This is Owl Jones...
My first introduction to Owl Jones was through this video: http://bit.ly/jegm9a You can't help but like him. He clearly has a great sense of humor and loves to fish, so what's not to like? Watch the video and you'll see what I mean. Anyway, the other day on Twitter he asked if anyone wanted him to guest blog on their site so I quickly replied.... well, here is what I got. Enjoy....and welcome to the world according to Owl. www.owljones.com
"Let me show you how REAL CAMPERS do it." she said. We all looked at each other with the same face. You know, the one that says "who is this woman and what's her problem?"
Two seconds later she comes bouncing over to our campsite again, only this time she's holding a huge bottle of lighter fluid and a Mapp gas torch!!! Before anyone can say "hold the phone" she's doused our small pile of sticks and moss with the fluid, lit the torch and is proceeding to absolutely incinerate our tender bundle and kindling.
"There ya go, boys! Ain't that better!?"
Well, quite honestly......NO, it wasn't better. It was a fire, yes...sure. But it wasn't better because any one of us could have produced a lighter and some paper and produced a fire. She turned off the torch, did an abrupt and very self-satisfied about-face and marched back to her $45,000 RV.
"That's how real campers do it, y'all." I said. No one was laughing. Looking back on it, it wasn't that big of a deal. We were trying to test out a new fire-starting method using cotton balls soaked in something one of the guys had read about in a survival book. I guess she thought three dirty, scraggly trout bums didn't know enough about how to light a fire and obviously needed help. So... shehelped! Someone said something about that RV burning down in the middle of the night, but then the subject changed (to our yearly plans about "hunting Bigfoot") and all was forgiven.
About a year or so later, I was standing at the foot of a long run in the trophy section of the Raven's Fork river in Cherokee, North Carolina. That day I'd chosen to thumb my fat little nose at conventional wisdom and fish a 7'6 3wt in a river known for trout you measure by the pound. Two weeks earlier I'd landed a 24 inch rainbow that pushed 4 pounds on that rod and I was back to see if I could take an even larger fish with it while it was still spring and still cool enough that the fight wouldn't stress the large trout.
About ten minutes into contemplating how I should fish the run, I catch a glimpse of something in the corner of my eye on the down stream side. I was glancing back to make sure my first cast was clearing any trees or tall grass and there was just a slight movement almost directly behind me. That cast, which I'd planned for the better part of those ten minutes, came to an abrupt and sloppy-pile-of-twisted-floating-line stop. I jerked my head around after stopping the cast to see a rather plump little man, standing there not 10 feet behind me. I just looked at him as my fly line uncoiled itself in the current, wrapped around a few rods and firmly planted the fly into a large downed tree.

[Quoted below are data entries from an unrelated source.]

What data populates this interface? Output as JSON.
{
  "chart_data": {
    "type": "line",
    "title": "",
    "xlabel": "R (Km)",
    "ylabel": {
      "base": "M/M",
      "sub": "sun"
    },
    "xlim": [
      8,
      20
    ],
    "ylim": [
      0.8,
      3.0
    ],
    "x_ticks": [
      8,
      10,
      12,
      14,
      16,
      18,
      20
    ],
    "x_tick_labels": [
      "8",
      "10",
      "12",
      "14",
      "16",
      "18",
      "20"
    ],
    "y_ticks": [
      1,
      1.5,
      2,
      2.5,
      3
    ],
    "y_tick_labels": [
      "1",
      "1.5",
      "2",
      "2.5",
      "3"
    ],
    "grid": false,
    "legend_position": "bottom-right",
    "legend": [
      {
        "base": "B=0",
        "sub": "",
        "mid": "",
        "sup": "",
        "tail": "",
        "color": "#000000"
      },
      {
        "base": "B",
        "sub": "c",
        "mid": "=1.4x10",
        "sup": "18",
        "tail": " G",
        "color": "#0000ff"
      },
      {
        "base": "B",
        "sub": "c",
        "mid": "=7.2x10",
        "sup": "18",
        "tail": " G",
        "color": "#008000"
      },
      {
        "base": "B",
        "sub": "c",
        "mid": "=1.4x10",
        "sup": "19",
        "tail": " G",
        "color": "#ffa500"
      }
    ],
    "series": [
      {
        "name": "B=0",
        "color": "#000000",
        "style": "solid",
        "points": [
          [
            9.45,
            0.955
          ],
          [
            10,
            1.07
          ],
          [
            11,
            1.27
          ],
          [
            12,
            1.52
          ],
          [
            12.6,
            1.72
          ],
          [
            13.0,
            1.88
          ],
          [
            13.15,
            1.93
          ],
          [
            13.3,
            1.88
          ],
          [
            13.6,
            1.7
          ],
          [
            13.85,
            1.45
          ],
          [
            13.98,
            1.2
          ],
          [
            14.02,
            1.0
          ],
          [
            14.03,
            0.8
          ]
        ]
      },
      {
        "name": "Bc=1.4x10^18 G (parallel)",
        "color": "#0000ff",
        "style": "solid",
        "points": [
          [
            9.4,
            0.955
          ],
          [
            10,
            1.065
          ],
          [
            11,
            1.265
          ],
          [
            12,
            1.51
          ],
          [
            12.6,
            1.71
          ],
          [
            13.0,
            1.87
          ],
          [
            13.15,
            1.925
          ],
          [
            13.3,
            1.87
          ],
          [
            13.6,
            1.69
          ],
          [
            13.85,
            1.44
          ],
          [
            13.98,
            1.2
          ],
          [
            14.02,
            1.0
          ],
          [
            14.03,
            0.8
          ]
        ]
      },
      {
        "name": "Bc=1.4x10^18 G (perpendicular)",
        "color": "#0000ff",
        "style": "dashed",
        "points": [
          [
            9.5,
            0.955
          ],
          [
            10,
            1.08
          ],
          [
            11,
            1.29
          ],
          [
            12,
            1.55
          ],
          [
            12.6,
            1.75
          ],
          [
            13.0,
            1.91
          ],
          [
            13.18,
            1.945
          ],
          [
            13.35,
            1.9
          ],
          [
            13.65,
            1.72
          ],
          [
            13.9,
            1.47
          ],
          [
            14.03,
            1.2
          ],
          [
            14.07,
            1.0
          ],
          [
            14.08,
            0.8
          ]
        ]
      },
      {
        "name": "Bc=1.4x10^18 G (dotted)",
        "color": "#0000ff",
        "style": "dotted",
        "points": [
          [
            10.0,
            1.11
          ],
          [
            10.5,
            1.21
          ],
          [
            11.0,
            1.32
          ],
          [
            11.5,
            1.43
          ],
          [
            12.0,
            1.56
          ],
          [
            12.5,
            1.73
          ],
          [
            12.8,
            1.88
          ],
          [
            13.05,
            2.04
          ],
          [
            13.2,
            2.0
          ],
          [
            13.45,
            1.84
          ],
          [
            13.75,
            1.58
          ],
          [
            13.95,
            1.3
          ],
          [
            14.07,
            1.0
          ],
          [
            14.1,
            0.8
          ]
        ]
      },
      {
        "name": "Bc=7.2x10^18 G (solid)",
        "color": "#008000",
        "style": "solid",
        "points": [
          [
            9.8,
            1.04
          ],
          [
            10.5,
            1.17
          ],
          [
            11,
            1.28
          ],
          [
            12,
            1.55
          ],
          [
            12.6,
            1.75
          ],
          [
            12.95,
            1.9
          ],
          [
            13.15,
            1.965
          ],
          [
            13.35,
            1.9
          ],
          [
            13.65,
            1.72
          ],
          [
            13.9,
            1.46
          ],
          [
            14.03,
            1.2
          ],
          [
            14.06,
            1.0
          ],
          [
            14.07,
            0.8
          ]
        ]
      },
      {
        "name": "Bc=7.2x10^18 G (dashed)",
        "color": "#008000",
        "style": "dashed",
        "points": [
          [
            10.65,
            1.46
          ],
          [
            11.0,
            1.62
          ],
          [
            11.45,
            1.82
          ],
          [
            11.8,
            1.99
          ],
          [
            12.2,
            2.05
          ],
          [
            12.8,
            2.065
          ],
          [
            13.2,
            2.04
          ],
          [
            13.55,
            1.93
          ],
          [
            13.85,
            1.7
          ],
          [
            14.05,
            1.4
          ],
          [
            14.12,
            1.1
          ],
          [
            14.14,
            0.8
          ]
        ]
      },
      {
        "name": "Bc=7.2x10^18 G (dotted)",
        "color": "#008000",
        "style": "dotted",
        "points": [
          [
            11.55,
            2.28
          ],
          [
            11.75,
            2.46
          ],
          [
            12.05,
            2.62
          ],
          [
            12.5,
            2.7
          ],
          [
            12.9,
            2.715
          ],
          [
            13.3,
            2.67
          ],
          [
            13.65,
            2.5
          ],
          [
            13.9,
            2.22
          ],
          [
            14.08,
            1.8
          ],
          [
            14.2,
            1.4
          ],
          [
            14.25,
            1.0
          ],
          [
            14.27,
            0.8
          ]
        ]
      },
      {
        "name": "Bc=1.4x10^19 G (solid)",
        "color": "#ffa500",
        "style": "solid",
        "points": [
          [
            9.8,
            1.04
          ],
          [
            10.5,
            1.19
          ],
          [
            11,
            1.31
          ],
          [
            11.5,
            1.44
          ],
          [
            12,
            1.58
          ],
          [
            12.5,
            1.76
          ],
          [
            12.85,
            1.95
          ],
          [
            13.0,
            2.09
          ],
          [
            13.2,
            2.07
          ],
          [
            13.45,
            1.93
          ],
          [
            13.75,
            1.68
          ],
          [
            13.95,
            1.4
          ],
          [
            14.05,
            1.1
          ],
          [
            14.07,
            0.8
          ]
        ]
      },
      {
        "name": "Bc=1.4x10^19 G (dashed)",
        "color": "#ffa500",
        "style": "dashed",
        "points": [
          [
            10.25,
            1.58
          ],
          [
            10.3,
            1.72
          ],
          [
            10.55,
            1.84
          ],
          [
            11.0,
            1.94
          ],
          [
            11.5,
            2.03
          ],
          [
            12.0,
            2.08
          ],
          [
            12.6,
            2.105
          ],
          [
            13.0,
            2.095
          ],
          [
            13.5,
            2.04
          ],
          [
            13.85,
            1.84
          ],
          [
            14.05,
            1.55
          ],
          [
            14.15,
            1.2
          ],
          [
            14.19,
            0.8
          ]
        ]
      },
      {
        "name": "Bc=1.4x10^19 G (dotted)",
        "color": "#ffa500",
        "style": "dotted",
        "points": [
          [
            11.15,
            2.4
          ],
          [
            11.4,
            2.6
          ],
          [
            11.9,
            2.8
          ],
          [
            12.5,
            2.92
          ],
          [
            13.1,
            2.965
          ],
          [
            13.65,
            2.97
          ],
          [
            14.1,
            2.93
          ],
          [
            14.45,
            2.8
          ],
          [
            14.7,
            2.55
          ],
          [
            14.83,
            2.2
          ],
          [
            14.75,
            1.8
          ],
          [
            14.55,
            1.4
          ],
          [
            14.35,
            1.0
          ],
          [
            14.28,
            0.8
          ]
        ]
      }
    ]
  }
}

"Hello there!" said the plump angler, his new, nearly-white photographer's vest standing out against the dark green and gray river bank like an incredibly pretty girl at a South Georgia tractor pull.
"Umm...did you see me fishing here?" I asked the guy. " Oh yeah, go ahead buddy - I think there's room enough here for two people." he said with a smile. " You do?" I stammered. " Sure. And by the way, you might want to fish this river with a longer rod. A 9 ft. 7 wt is about perfect for these fish." he said with a big, fat, happy grin across his big, fat, happy face.
" Oh, yeah......well, I'm trying to..."
" The fish in here are pretty big, son. You can cast further and mend alot better with a longer rod."
I was tempted to shove my "too short" rod down his happy, plump little throat. Instead, I waved to my buddy across the river that I was moving downstream. A half hour later and I'd forgotten about the guy, just like we forgot about the lady with the Mapp gas torch. After all, they were both trying to do what they thought was right and help us out.
But I didn't forget the lesson those two events taught me and it's this:
If I see someone who looks like they might need help, .......I might be doing them a favor if I just mind my own %*$^# business.